Генерал выглядел много старше своих лет: на лице, обычно тщательно выбритом, серебрилась густая щетина.

— Можете вы читать немецкие карты? – спросил у Гостева командир корпуса.

— Так точно, ваше высокопревосходительство!

— Вот, смотрите сюда. Здесь, верстах в двадцати, должны быть части нашего пятнадцатого корпуса. Возьмите эту карту, возьмите охотника, или лучше двух, и поезжайте этими тропинками в расположение пятнадцатого корпуса. Повидайте лично генерала Мартоса и прежде всего от моего имени спросите: был ли у него посланный для связи капитан К.? И привезите мне точное сообщение об обстановке в пятнадцатом корпусе. Но постарайтесь до рассвета быть обратно.

— Слушаю, ваше высокопревосходительство! – щелкнувши шпорами, ответил Гостев и бросился к своей измученной, похудевшей за последние дни лошади.

Он еще не знал, куда и как ехать, но важность поручения окрылила его, и он, забыв об опасности, через несколько минут, вместе с двумя охотниками, исчез в непроницаемой тьме ночи, в дремучих зарослях неведомого и чужого края.

Командир корпуса продолжал объезд частей, которые все более сгущались, уплотнялись так, что командиру корпуса, с его небольшим штабом, местами невозможно было проехать, и лошади их пробирались гуськом сквозь густоту людей, обозов, упряжек и беспорядочно нагроможденных по дорогам батарей.

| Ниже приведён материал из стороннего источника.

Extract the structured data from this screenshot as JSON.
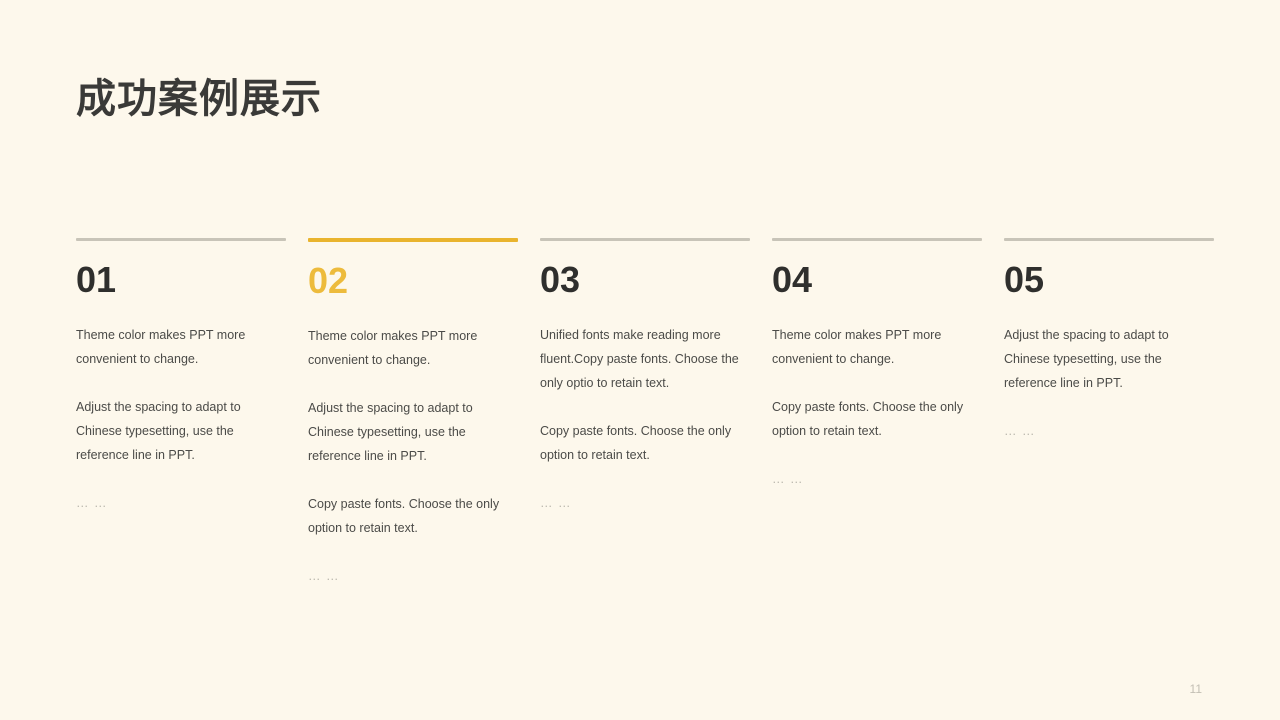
{
  "slide": {
    "title": "成功案例展示",
    "page_number": "11",
    "background_color": "#fdf8ec",
    "accent_color": "#e9b42e",
    "rule_color": "#c8c4b8",
    "text_color": "#4b4b48",
    "number_color": "#2f2f2d"
  },
  "columns": [
    {
      "number": "01",
      "accent": false,
      "paragraphs": [
        "Theme color makes PPT more convenient to change.",
        "Adjust the spacing to adapt to Chinese typesetting, use the reference line in PPT.",
        "… …"
      ]
    },
    {
      "number": "02",
      "accent": true,
      "paragraphs": [
        "Theme color makes PPT more convenient to change.",
        "Adjust the spacing to adapt to Chinese typesetting, use the reference line in PPT.",
        "Copy paste  fonts. Choose the only option to retain text.",
        "… …"
      ]
    },
    {
      "number": "03",
      "accent": false,
      "paragraphs": [
        "Unified fonts make reading more fluent.Copy paste fonts. Choose the only optio to retain text.",
        "Copy paste  fonts. Choose the only option to retain text.",
        "… …"
      ]
    },
    {
      "number": "04",
      "accent": false,
      "paragraphs": [
        "Theme color makes PPT more convenient to change.",
        "Copy paste  fonts. Choose the only option to retain text.",
        "… …"
      ]
    },
    {
      "number": "05",
      "accent": false,
      "paragraphs": [
        "Adjust the spacing to adapt to Chinese typesetting, use the reference line in PPT.",
        "… …"
      ]
    }
  ]
}
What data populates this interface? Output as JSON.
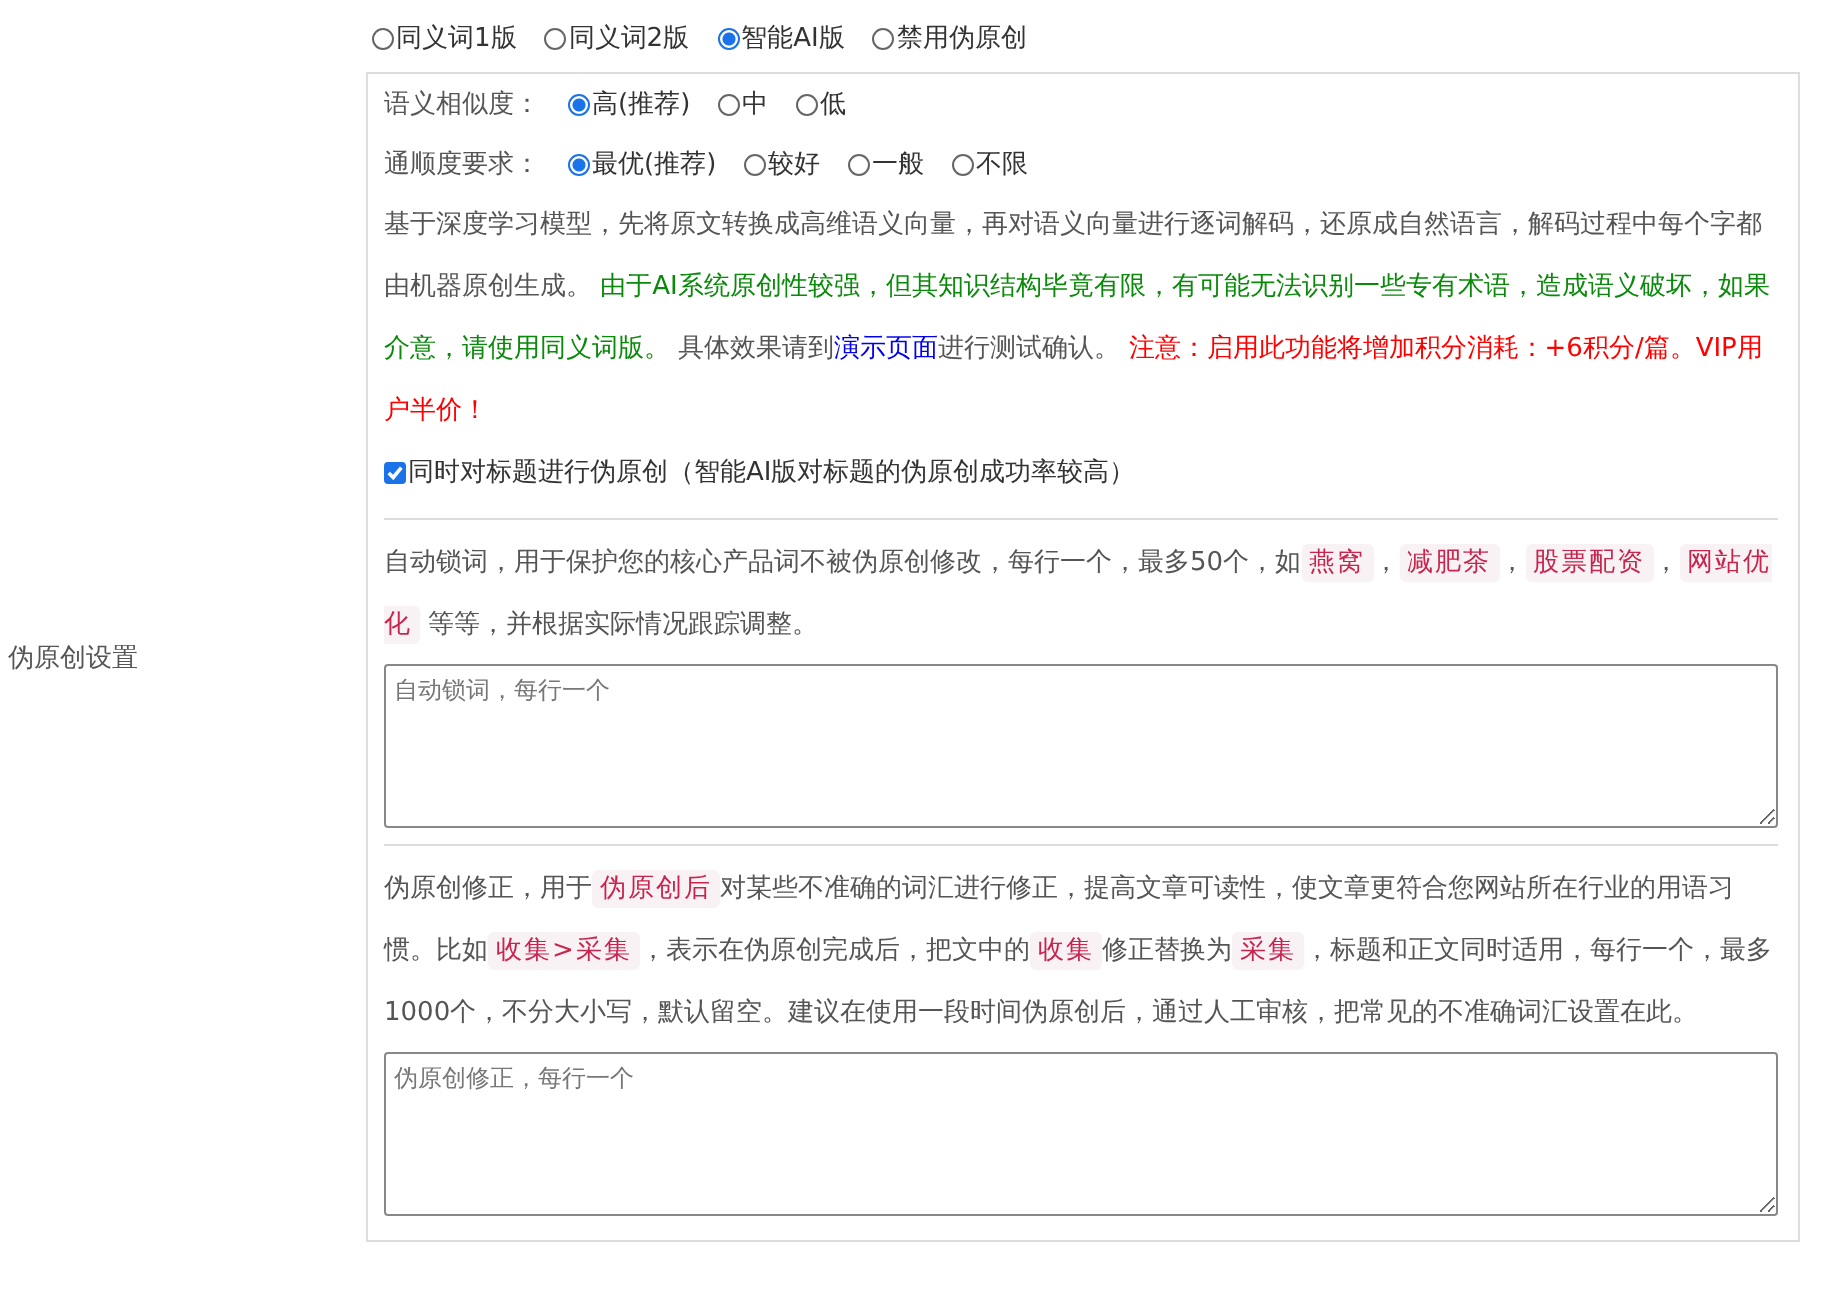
{
  "section_label": "伪原创设置",
  "modes": [
    {
      "label": "同义词1版",
      "selected": false
    },
    {
      "label": "同义词2版",
      "selected": false
    },
    {
      "label": "智能AI版",
      "selected": true
    },
    {
      "label": "禁用伪原创",
      "selected": false
    }
  ],
  "similarity": {
    "label": "语义相似度：",
    "options": [
      {
        "label": "高(推荐)",
        "selected": true
      },
      {
        "label": "中",
        "selected": false
      },
      {
        "label": "低",
        "selected": false
      }
    ]
  },
  "fluency": {
    "label": "通顺度要求：",
    "options": [
      {
        "label": "最优(推荐)",
        "selected": true
      },
      {
        "label": "较好",
        "selected": false
      },
      {
        "label": "一般",
        "selected": false
      },
      {
        "label": "不限",
        "selected": false
      }
    ]
  },
  "ai_description": [
    {
      "kind": "plain",
      "text": "基于深度学习模型，先将原文转换成高维语义向量，再对语义向量进行逐词解码，还原成自然语言，解码过程中每个字都由机器原创生成。 "
    },
    {
      "kind": "green",
      "text": "由于AI系统原创性较强，但其知识结构毕竟有限，有可能无法识别一些专有术语，造成语义破坏，如果介意，请使用同义词版。"
    },
    {
      "kind": "plain",
      "text": " 具体效果请到"
    },
    {
      "kind": "link",
      "text": "演示页面"
    },
    {
      "kind": "plain",
      "text": "进行测试确认。 "
    },
    {
      "kind": "red",
      "text": "注意：启用此功能将增加积分消耗：+6积分/篇。VIP用户半价！"
    }
  ],
  "title_option": {
    "label": "同时对标题进行伪原创（智能AI版对标题的伪原创成功率较高）",
    "checked": true
  },
  "lock_words": {
    "description": [
      {
        "kind": "plain",
        "text": "自动锁词，用于保护您的核心产品词不被伪原创修改，每行一个，最多50个，如"
      },
      {
        "kind": "tag",
        "text": "燕窝"
      },
      {
        "kind": "plain",
        "text": "，"
      },
      {
        "kind": "tag",
        "text": "减肥茶"
      },
      {
        "kind": "plain",
        "text": "，"
      },
      {
        "kind": "tag",
        "text": "股票配资"
      },
      {
        "kind": "plain",
        "text": "，"
      },
      {
        "kind": "tag",
        "text": "网站优化"
      },
      {
        "kind": "plain",
        "text": " 等等，并根据实际情况跟踪调整。"
      }
    ],
    "placeholder": "自动锁词，每行一个"
  },
  "corrections": {
    "description": [
      {
        "kind": "plain",
        "text": "伪原创修正，用于"
      },
      {
        "kind": "tag",
        "text": "伪原创后"
      },
      {
        "kind": "plain",
        "text": "对某些不准确的词汇进行修正，提高文章可读性，使文章更符合您网站所在行业的用语习惯。比如"
      },
      {
        "kind": "tag",
        "text": "收集>采集"
      },
      {
        "kind": "plain",
        "text": "，表示在伪原创完成后，把文中的"
      },
      {
        "kind": "tag",
        "text": "收集"
      },
      {
        "kind": "plain",
        "text": "修正替换为"
      },
      {
        "kind": "tag",
        "text": "采集"
      },
      {
        "kind": "plain",
        "text": "，标题和正文同时适用，每行一个，最多1000个，不分大小写，默认留空。建议在使用一段时间伪原创后，通过人工审核，把常见的不准确词汇设置在此。"
      }
    ],
    "placeholder": "伪原创修正，每行一个"
  }
}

Рассвет вместе с новою румяною зарей принес потрясшую весь штаб новость. Вернувшийся из пятнадцатого корпуса капитан К. был бледен и слипавшимися от бессонной ночи, посиневшими губами еле выговорил донесение:

— “Генерал Мартос приказал доложить, что связь его с командующим армией еще с утра вчерашнего дня потеряна. Имеются лишь сведения, что генерал Самсонов находится в одной из дивизий, которою он сам командовал и завел ее слишком далеко вперед. Дивизия, по-видимому, противником отрезана”.

— Отрезана?.. – как эхо, повторил генерал Клюев, и видно было, как беспомощно рука его сползла с эфеса сабли и повисла вдоль туловища, ссутулившегося в седле.

— Двигаться на Янов, — наконец сказал он почти шепотом.- На Янов! – громче произнес он, и под тысячами жадных, ждущих и суровых взглядов поехал в густоте еще не смешанных, еще не дрогнувших, еще не охваченных паникою безнадежности частей, в тыл отступающего корпуса.